The far-right premier has been a leading opponent in the EU of immigration, calling it a threat to Europe's Christian identity.

His anti-Soros quest intensified on Tuesday with the publication of proposed legislation that would tighten rules for foreign-based universities operating in Hungary.

The CEU believes it is the main target of Orban's plan -- something the government denies -- and has said that its existence is under threat.

Orban said Friday that the aim was to stop universities from countries outside of the European Union from being able to cheat students.

He said it followed checks on 28 foreign institutions that uncovered irregularities.

"Several foreign universities are breaking the rules, including the Soros university," he said.

Orban argues that the US-registered CEU enjoys an unfair advantage over local universities because it can award both a Hungarian diploma and an American one.

The proposed new rules would ban the awarding of Hungarian diplomas without an international agreement between national governments.
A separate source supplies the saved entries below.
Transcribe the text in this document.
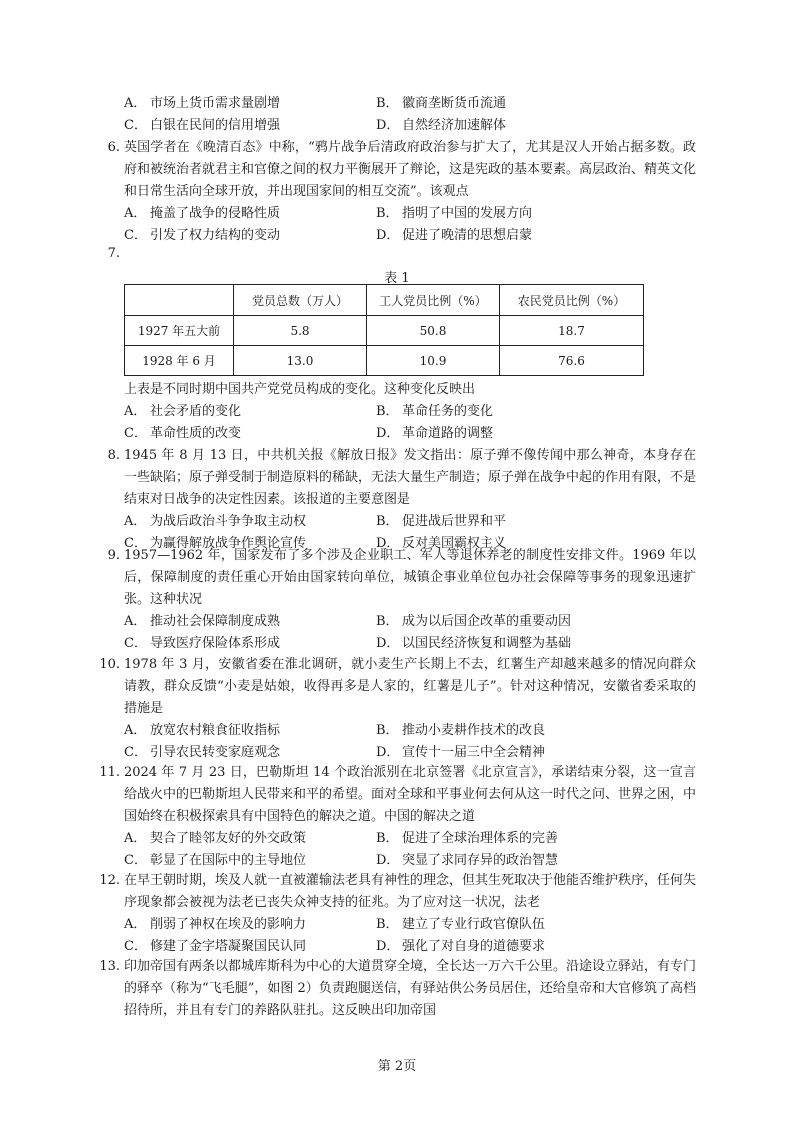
A． 市场上货币需求量剧增	B． 徽商垄断货币流通
C． 白银在民间的信用增强	D． 自然经济加速解体
6. 英国学者在《晚清百态》中称，“鸦片战争后清政府政治参与扩大了，尤其是汉人开始占据多数。政府和被统治者就君主和官僚之间的权力平衡展开了辩论，这是宪政的基本要素。高层政治、精英文化和日常生活向全球开放，并出现国家间的相互交流”。该观点
A． 掩盖了战争的侵略性质	B． 指明了中国的发展方向
C． 引发了权力结构的变动	D． 促进了晚清的思想启蒙
7.
表 1
	党员总数（万人）	工人党员比例（%）	农民党员比例（%）
1927 年五大前	5.8	50.8	18.7
1928 年 6 月	13.0	10.9	76.6
上表是不同时期中国共产党党员构成的变化。这种变化反映出
A． 社会矛盾的变化	B． 革命任务的变化
C． 革命性质的改变	D． 革命道路的调整
8. 1945 年 8 月 13 日，中共机关报《解放日报》发文指出：原子弹不像传闻中那么神奇，本身存在一些缺陷；原子弹受制于制造原料的稀缺，无法大量生产制造；原子弹在战争中起的作用有限，不是结束对日战争的决定性因素。该报道的主要意图是
A． 为战后政治斗争争取主动权	B． 促进战后世界和平
C． 为赢得解放战争作舆论宣传	D． 反对美国霸权主义
9. 1957—1962 年，国家发布了多个涉及企业职工、军人等退休养老的制度性安排文件。1969 年以后，保障制度的责任重心开始由国家转向单位，城镇企事业单位包办社会保障等事务的现象迅速扩张。这种状况
A． 推动社会保障制度成熟	B． 成为以后国企改革的重要动因
C． 导致医疗保险体系形成	D． 以国民经济恢复和调整为基础
10. 1978 年 3 月，安徽省委在淮北调研，就小麦生产长期上不去，红薯生产却越来越多的情况向群众请教，群众反馈“小麦是姑娘，收得再多是人家的，红薯是儿子”。针对这种情况，安徽省委采取的措施是
A． 放宽农村粮食征收指标	B． 推动小麦耕作技术的改良
C． 引导农民转变家庭观念	D． 宣传十一届三中全会精神
11. 2024 年 7 月 23 日，巴勒斯坦 14 个政治派别在北京签署《北京宣言》，承诺结束分裂，这一宣言给战火中的巴勒斯坦人民带来和平的希望。面对全球和平事业何去何从这一时代之问、世界之困，中国始终在积极探索具有中国特色的解决之道。中国的解决之道
A． 契合了睦邻友好的外交政策	B． 促进了全球治理体系的完善
C． 彰显了在国际中的主导地位	D． 突显了求同存异的政治智慧
12. 在早王朝时期，埃及人就一直被灌输法老具有神性的理念，但其生死取决于他能否维护秩序，任何失序现象都会被视为法老已丧失众神支持的征兆。为了应对这一状况，法老
A． 削弱了神权在埃及的影响力	B． 建立了专业行政官僚队伍
C． 修建了金字塔凝聚国民认同	D． 强化了对自身的道德要求
13. 印加帝国有两条以都城库斯科为中心的大道贯穿全境，全长达一万六千公里。沿途设立驿站，有专门的驿卒（称为“飞毛腿”，如图 2）负责跑腿送信，有驿站供公务员居住，还给皇帝和大官修筑了高档招待所，并且有专门的养路队驻扎。这反映出印加帝国
第 2页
Institutions must also have operations in their home country.

The future of the CEU, which does not have a US campus, now "depends on talks between the governments of Hungary and the United States," Orban said.

A statement from the US State Department Friday expressed "concern" about the legislation which reportedly could go before parliament early next week.

"We urge the government of Hungary to avoid taking any legislative action that would compromise CEU's operations or independence," it said.

Currently teaching 1,400 students from more than 100 countries, the English-language institution ranks among the top 50 universities in the world in political science and international studies.

In an interview with AFP on Thursday, the CEU's president and rector Michael Ignatieff called the proposed new rules "unacceptable, targeted at CEU, and an attack on academic freedom".

"We will be open for business and accept students and teach them next year, if I have to teach in a tent in a park in Budapest I will do so," said the former Canadian politician, insisting that the university "will not be bullied".